At a 14 November meeting in Geneva to commemorate the fifth anniversary of the declaration, Ellen 't Hoen of the Campaign for Access to Essential Medicines suggested that since some major generics producers such as India are now providing patent protection for newer medicines, their prices are being driven up. "It should alarm us," she said. "We're getting back to where we were five years ago."

Third World Network's Sangeeta Shashikant said that five years after Doha, WTO rules were far from the only trade-related threat to access to medicine. She pointed to the impact of bilateral and regional free trade agreements (FTAs) on "limiting the grounds on which governments can issue compulsory licences," for example, to cases of national emergency, government non-commercial use, and to address anti-competitive practices. She also warned that new protections for clinical test data in FTAs delay generics from coming to market. Added Oxfam's Jennifer Brant, "What's the point in having the Doha declaration if it's being chipped away?"
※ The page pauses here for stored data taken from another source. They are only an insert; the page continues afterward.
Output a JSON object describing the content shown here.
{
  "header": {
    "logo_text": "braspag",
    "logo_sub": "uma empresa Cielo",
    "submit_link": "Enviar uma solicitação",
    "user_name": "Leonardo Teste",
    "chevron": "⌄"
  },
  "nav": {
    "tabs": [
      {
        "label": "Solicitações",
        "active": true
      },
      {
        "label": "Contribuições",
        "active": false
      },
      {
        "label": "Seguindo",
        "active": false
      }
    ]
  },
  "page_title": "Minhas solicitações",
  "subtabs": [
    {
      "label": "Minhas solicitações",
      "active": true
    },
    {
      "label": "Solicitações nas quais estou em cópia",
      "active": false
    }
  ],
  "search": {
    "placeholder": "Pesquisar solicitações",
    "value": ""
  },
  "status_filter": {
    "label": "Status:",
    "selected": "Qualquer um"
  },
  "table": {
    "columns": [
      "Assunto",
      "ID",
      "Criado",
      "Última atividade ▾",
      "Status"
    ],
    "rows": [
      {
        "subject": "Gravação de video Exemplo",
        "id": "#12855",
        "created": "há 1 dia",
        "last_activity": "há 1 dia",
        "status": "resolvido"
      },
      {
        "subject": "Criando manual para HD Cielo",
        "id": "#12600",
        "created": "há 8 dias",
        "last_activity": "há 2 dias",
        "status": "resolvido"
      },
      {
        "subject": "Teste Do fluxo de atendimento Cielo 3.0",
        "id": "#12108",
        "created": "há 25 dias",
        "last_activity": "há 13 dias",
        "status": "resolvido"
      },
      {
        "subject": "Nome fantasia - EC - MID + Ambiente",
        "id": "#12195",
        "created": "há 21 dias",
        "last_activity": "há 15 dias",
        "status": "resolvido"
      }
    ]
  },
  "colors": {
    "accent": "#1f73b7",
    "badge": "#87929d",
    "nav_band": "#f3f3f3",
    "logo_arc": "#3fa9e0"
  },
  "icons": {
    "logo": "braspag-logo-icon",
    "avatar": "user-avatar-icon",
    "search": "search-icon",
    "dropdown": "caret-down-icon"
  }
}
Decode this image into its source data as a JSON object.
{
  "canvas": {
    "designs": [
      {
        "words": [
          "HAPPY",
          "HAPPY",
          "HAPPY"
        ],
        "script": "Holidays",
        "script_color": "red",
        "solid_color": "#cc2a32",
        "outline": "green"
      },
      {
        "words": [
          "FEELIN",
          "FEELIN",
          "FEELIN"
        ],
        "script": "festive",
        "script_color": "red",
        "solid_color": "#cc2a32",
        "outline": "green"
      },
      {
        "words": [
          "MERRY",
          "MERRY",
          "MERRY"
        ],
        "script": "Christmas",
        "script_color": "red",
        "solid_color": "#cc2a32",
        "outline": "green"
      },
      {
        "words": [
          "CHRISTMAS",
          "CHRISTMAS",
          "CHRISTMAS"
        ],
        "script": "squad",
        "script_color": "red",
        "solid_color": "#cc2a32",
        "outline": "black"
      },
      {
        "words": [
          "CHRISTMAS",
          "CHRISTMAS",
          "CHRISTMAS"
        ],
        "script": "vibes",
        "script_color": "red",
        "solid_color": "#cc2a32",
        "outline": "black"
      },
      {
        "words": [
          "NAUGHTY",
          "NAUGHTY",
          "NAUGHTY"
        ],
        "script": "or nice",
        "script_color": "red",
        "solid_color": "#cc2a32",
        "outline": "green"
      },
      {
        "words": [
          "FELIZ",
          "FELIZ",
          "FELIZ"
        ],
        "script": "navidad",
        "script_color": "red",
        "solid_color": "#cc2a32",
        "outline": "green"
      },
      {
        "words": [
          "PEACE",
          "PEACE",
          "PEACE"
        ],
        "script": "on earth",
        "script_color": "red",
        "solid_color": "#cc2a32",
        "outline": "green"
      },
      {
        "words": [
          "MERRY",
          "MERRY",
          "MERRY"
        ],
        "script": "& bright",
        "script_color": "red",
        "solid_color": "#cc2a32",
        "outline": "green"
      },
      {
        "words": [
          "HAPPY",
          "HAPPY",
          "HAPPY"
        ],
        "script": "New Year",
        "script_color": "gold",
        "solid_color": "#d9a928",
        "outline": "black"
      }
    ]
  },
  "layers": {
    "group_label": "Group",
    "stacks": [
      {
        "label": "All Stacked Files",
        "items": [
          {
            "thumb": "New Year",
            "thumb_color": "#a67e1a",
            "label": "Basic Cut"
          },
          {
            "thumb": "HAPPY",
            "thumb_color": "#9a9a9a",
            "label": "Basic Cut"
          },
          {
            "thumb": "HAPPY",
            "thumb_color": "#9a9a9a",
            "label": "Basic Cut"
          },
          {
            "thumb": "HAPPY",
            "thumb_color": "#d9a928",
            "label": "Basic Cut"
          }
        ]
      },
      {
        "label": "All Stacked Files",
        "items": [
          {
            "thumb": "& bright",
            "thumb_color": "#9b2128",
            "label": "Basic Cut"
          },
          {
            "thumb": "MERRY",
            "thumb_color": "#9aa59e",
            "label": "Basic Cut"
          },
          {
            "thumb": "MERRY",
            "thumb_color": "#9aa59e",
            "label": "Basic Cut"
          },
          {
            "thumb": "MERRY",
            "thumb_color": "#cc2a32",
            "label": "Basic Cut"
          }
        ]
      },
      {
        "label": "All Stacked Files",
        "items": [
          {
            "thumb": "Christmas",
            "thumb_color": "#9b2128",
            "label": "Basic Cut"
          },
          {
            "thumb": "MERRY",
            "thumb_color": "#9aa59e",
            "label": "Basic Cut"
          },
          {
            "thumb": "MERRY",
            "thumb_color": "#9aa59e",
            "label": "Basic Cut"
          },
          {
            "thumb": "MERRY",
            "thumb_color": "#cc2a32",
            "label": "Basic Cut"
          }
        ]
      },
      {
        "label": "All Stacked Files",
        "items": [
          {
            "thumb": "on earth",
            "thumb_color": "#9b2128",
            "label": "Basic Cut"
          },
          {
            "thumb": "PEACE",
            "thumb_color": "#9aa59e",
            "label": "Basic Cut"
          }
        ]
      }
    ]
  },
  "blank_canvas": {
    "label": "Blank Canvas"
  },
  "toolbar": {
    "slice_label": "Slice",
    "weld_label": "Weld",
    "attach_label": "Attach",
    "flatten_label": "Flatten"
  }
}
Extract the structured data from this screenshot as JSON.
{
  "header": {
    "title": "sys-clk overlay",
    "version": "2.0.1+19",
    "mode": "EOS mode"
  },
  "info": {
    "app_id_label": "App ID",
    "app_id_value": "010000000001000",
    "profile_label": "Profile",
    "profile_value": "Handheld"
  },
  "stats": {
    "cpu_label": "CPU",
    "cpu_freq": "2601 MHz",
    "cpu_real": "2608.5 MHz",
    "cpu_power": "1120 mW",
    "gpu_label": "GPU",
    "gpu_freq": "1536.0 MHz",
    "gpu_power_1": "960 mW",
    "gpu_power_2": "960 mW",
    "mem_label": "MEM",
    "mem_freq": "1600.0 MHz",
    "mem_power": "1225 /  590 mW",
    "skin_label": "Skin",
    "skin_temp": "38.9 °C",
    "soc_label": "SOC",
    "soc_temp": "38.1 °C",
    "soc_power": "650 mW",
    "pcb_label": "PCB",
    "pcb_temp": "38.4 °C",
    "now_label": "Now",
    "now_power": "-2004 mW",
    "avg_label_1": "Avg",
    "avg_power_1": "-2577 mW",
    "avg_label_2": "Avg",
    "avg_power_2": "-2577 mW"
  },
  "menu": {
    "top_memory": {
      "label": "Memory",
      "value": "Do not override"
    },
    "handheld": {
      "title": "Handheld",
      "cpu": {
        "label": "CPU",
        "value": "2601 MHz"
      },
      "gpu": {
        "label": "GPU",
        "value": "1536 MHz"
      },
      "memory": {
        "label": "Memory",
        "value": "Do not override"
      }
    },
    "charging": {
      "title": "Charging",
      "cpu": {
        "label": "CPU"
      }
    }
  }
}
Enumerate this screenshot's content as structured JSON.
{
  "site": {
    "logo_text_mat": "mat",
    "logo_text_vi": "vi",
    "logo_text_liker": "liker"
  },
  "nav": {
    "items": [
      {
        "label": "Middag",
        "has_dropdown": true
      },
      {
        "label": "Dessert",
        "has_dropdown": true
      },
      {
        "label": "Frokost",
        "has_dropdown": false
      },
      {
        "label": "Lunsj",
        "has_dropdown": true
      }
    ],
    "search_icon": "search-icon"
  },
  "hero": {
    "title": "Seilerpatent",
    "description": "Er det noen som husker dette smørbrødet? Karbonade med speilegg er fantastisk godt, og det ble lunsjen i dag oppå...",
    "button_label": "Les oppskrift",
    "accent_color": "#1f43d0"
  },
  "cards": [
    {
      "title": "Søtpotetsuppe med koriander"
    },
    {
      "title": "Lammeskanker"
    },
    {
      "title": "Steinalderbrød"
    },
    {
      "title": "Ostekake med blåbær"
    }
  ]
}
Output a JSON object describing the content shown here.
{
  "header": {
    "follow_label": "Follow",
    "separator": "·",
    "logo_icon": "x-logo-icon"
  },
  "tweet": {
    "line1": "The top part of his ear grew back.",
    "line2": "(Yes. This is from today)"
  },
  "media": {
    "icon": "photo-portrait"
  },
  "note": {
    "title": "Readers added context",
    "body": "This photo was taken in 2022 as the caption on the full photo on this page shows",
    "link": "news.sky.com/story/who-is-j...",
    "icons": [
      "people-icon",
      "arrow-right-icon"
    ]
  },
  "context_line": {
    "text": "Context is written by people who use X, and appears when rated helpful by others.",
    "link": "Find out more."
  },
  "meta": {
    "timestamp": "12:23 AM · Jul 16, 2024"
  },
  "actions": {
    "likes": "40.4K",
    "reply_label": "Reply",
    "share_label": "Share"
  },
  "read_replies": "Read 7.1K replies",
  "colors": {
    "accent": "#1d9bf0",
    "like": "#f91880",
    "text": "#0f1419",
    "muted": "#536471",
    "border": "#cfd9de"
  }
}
"The Doha declaration was of politically symbolic importance by making people stop and think about it," said Guilherme de Aguiar Patriota, a Brazilian trade diplomat. Since then, however, multinational corporations had steadily engaged in "damage control," quietly eroding the impact of the declaration. He added that dissatisfaction with the WTO process had motivated countries such as Brazil and Kenya to propose setting up a global framework for research and development in the World Health Organization.

One trade expert suggested that the declaration had served to open the eyes of the WHO to the effects of intellectual property rules. In recent years, the WHO has commissioned high-level investigations into the relationship between intellectual property, innovation, and public health.

ICTSD reporting; "Views on the Draft Declaration on the TRIPS Agreement and Public Health," CONSUMER PROJECT ON TECHNOLOGY, 13 November 2001; "Views on the TRIPS Agreement and Public Health: 5 Years down the Road," CONSUMER PROJECT ON TECHNOLOGY, 14 November 2006.